Encubierto en el asombro de una nube, guardo espejos y pinceles, ante el frío arrojo de unos cuantos dioses peregrinos. En plena desnudez comparto el viaje de sus alas, cansado en los fermentos de sus libaciones. Si recorro el bosque, más allá de las montañas, enfrento el cuerpo flácido de Louise, senos mustios que no se comparan con los cuerpos de las elegidas. Se restriegan unos contra otros, otras contra ellas, se remuerden, tuercen, sufren, gritan, gimen. Se recuestan, encuclillan, lamen, y se dejan discernir por el mármol fálico.

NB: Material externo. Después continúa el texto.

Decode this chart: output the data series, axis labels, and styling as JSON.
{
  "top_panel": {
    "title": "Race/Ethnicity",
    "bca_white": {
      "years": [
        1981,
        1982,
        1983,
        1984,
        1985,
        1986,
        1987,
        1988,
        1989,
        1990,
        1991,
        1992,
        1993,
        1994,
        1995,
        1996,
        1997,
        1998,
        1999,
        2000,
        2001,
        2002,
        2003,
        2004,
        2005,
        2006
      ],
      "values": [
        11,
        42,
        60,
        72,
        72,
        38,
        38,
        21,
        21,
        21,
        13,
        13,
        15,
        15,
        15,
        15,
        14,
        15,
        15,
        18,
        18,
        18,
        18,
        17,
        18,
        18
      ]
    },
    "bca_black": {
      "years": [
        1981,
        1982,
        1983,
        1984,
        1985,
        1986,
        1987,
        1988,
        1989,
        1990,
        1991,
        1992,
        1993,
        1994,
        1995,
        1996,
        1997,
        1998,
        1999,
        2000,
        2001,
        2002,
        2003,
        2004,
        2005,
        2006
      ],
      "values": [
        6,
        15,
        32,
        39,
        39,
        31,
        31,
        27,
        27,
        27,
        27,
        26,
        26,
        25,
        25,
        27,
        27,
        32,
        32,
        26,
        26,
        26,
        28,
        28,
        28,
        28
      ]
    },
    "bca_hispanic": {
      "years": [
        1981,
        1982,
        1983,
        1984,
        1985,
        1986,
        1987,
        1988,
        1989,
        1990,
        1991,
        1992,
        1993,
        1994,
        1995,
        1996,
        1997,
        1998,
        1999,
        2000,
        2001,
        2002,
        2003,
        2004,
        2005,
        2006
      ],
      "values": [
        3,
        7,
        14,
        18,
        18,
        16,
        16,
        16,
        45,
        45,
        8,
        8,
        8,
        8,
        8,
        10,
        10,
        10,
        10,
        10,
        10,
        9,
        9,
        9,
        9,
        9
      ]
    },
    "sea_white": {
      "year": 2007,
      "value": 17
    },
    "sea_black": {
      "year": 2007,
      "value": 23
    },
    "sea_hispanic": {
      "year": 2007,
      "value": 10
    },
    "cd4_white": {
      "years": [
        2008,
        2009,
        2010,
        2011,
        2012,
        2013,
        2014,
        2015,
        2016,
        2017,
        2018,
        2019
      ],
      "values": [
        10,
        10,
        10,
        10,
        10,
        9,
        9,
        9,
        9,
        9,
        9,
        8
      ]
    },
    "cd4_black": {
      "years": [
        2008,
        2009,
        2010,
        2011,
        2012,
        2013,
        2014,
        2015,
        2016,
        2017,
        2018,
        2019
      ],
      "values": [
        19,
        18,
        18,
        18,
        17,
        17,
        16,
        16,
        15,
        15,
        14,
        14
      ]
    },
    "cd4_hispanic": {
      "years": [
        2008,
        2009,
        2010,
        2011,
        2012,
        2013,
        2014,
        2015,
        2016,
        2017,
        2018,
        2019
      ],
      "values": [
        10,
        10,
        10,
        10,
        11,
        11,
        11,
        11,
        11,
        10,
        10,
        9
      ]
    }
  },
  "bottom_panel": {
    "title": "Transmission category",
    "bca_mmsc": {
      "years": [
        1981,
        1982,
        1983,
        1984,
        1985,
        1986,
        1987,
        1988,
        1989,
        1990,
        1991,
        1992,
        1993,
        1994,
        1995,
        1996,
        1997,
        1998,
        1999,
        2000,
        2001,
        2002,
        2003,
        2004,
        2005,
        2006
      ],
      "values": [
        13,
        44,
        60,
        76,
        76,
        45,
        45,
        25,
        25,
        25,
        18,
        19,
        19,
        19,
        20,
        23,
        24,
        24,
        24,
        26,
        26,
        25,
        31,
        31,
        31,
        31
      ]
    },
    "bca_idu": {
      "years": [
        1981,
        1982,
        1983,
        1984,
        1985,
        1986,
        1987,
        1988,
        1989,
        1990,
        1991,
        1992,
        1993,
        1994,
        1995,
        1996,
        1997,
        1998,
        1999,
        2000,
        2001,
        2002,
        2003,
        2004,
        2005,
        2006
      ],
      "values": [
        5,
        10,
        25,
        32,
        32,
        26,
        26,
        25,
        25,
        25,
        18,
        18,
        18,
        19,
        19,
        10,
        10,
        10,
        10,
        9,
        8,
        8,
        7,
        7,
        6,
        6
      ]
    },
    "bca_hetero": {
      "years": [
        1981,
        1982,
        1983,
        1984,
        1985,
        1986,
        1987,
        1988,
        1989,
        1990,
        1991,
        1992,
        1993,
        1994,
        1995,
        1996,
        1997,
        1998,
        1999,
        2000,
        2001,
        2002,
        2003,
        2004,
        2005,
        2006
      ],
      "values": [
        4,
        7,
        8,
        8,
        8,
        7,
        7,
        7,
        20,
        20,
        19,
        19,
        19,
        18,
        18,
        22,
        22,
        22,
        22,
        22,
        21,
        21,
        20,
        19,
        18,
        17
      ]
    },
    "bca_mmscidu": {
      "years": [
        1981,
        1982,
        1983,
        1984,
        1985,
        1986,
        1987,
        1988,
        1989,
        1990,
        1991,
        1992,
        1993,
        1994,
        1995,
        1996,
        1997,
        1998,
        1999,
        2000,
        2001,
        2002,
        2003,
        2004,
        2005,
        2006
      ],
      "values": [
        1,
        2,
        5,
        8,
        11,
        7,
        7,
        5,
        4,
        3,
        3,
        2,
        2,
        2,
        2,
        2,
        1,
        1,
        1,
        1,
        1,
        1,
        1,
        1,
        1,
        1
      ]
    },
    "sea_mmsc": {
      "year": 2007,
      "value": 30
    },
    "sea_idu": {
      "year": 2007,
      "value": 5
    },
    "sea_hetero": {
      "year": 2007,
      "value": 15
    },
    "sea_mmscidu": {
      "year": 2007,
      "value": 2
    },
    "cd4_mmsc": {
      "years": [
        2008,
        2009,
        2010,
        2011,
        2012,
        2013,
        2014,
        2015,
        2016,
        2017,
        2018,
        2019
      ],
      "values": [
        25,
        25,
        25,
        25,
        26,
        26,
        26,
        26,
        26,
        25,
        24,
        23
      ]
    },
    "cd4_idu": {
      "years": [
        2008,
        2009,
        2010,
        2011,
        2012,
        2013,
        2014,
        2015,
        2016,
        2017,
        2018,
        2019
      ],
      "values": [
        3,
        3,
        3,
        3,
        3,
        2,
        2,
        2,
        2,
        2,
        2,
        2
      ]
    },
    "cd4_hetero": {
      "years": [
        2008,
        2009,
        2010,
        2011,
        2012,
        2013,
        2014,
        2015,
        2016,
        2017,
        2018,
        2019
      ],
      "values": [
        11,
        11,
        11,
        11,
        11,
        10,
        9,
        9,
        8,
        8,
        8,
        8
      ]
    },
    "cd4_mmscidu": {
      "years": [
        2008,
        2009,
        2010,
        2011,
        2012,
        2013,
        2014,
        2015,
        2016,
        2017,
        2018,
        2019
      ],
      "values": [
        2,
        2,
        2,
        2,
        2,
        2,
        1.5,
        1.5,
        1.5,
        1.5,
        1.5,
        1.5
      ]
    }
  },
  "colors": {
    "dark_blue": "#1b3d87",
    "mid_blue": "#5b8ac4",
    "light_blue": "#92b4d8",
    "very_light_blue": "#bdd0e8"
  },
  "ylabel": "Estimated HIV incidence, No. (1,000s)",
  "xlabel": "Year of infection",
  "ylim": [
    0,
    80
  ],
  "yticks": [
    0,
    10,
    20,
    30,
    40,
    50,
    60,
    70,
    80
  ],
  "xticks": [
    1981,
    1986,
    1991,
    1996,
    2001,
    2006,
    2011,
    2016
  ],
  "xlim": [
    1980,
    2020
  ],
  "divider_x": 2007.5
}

Al costado fríen huevos, cebollines y tomates. Los demás reponen fuerzas, duermen siestas tras el carromato de la entrada, brillan como el sol bajo la cera de sus cuerpos, bajo el liso vientre de doncellas que permiten ser violadas, sólo por el gusto de sentir esa violencia. Una fuerza leve y constante que las lleva hasta otro tiempo, en que se esforzaron por ser, o parecer, de otra prestancia.
El camino de regreso es arduo. Bajo el sol ardiente y meridiano, me preparo antes de llegar. Imagino el culo encima de la alfombra, su entrepierna seca y sus pelos duros entremezclándose en la entrada, haciendo más difícil el intento de ingresar. Louise me ama, lo sé, pero es imposible, cada tanto, o siempre, concentrarme en ella. Y vuelvo y vuelvo a la escena de los dioses, como si estuviera henchido de la piedra; como si su culo ajado fuera el de Atenea.